Equipped with this understanding, but also of a growing understanding of God’s character of mercy and compassion (not to mention his own compassion for the people who had raised him), Moses went in to Pharaoh to announce this next plague with a question from God: how long are we going to do this? More specifically, “How long will you refuse to humble yourself before me?”
We dare not forget that while God knew what was going to happen from the start because He knows all things, the full set of ten plagues were not a foregone conclusion. At any point along this horrible journey Pharaoh could have stopped the whole thing by simply acknowledging who God was, who he was in light of that, and letting the people go. In other words, if he has simply taken the path of humility rather than the path of pride, this whole journey of misery and humiliation for him and the gods of Egypt would have been cut short.
Pharaoh’s pride was the real issue at hand. This whole story unfolded the way it did because of his deluded belief that he was in charge, that his authority was his own and not something given to him by another. One of the things made clear throughout the Scriptures is that the prideful will be humbled. Pride declares, “I am God and there is no other like me.” Yet this is simply not the case. There is a God who created the world and everything in it and who presides over it at every moment, but He isn’t us. We are not Him. Those who deluded themselves into thinking they are God or who believe their will is strong enough to exist independently of God’s will eventually run into the walls of reality. That’s never pleasant. Yet God not only allows such collisions, He actively encourages them because He loves us far too much to leave us lost in our delusions and separated from the life that is truly life.
The thing about smashing into reality’s firm walls, though, is that we are generally not the only ones hurt by such a crash. All those who we have brought (or forced) along with us on our deluded vessel will experience the pain along with us. Friends, coworkers, family members, children, our spouses, and more will suffer right along with us when we experience the pain of learning what is true when we have long been operating according to a lie. This could be because they’ve bought into it with us, or because our struggles disrupt their lives otherwise, but the suffering our pride causes will rarely be something we face alone. And while misery certainly loves company, knowing that another person’s misery is the result of our failure brings with it little comfort.

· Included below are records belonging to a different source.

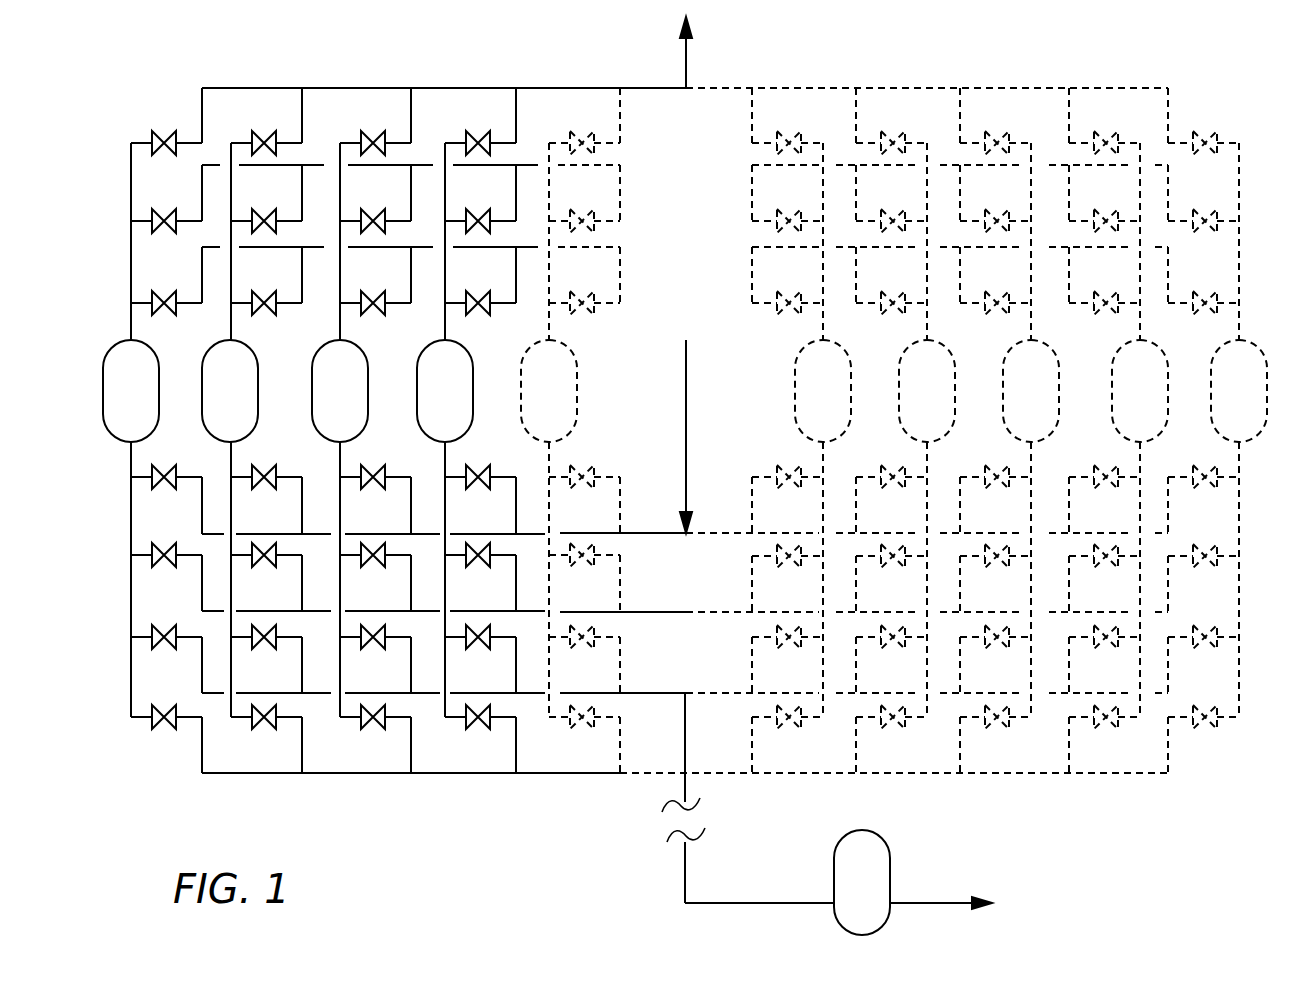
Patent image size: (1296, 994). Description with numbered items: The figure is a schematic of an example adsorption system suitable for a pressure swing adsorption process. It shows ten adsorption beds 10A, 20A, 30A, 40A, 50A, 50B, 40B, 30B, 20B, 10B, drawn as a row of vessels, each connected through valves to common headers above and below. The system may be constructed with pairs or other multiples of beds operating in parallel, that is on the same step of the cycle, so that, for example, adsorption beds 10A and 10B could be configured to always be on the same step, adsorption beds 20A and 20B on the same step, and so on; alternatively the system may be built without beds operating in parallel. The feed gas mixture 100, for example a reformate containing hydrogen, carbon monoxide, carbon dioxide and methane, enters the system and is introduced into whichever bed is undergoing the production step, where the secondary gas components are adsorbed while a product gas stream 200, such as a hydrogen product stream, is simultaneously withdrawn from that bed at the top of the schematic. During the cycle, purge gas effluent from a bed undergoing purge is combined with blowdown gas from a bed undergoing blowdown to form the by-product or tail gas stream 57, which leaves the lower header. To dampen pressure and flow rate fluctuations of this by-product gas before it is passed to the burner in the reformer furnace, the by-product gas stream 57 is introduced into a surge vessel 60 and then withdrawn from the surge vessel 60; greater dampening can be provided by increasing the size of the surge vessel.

The adsorption bed 10A is at (111, 398).
The adsorption bed 20A is at (210, 398).
The adsorption bed 30A is at (320, 398).
The adsorption bed 40A is at (425, 398).
The adsorption bed 50A is at (529, 398).
The adsorption bed 50B is at (803, 398).
The adsorption bed 40B is at (907, 398).
The adsorption bed 30B is at (1011, 398).
The adsorption bed 20B is at (1120, 398).
The adsorption bed 10B is at (1219, 398).
The feed gas mixture 100 is at (686, 416).
The product gas stream 200 is at (686, 62).
The by-product gas stream 57 is at (787, 903).
The surge vessel 60 is at (849, 891).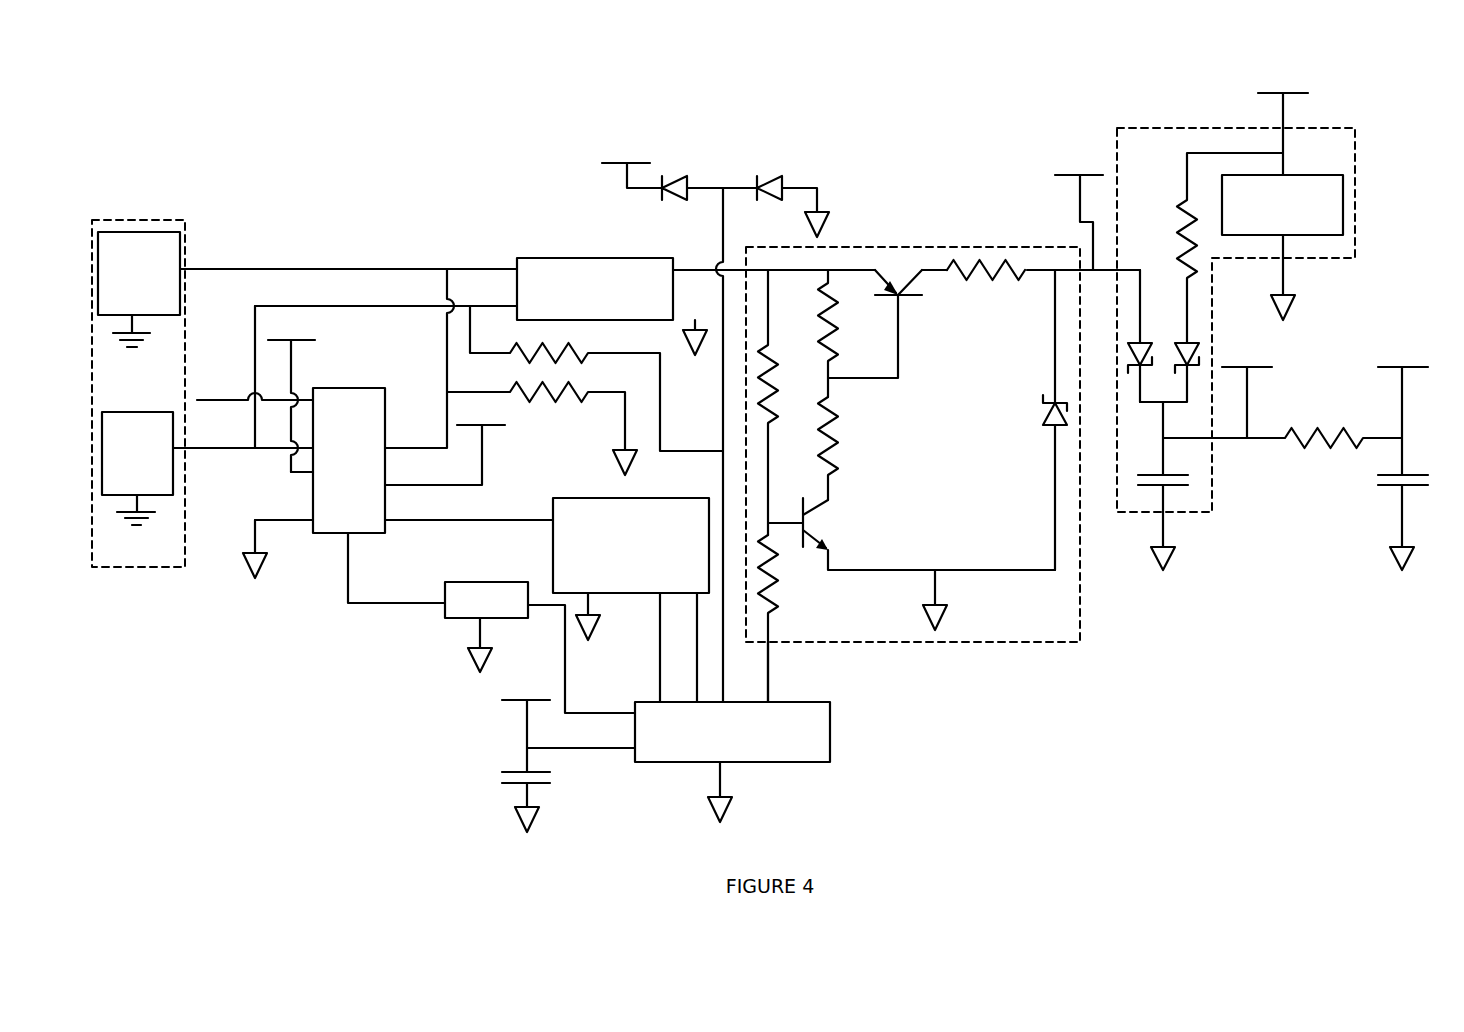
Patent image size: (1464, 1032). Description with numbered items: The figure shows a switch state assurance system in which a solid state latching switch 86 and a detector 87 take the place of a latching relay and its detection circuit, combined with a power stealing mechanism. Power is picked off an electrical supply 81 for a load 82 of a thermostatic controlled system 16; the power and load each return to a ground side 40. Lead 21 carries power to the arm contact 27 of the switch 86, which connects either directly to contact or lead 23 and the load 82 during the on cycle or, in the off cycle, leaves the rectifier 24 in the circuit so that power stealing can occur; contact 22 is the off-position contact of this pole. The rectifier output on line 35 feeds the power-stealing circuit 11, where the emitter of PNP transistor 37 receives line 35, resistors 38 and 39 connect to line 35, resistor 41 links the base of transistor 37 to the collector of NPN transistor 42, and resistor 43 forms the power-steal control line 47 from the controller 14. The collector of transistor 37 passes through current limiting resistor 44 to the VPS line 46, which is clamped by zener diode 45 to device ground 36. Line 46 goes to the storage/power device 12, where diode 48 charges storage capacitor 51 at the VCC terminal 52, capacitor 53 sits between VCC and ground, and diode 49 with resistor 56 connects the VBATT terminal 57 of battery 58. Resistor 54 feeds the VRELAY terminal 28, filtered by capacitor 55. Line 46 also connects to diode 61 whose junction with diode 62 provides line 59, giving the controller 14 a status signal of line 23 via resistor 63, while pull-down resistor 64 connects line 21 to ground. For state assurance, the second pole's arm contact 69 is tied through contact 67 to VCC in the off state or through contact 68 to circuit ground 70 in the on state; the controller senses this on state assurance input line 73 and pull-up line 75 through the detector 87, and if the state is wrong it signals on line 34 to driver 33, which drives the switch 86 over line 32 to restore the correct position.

In the end, it is always better to choose the path of humility for ourselves rather than being humbled when God allows us the painful grace of discovering what is true through a run-in with reality’s walls. That is, it is better to humble ourselves than to be humbled. It’s better for us, and it’s better for everyone around us. So, take the path of humility. God loves you far too much to leave you heading down a false path for long. He will humble you if you don’t come to it yourself. Learn Pharaoh’s lesson by reading it, not by experiencing it.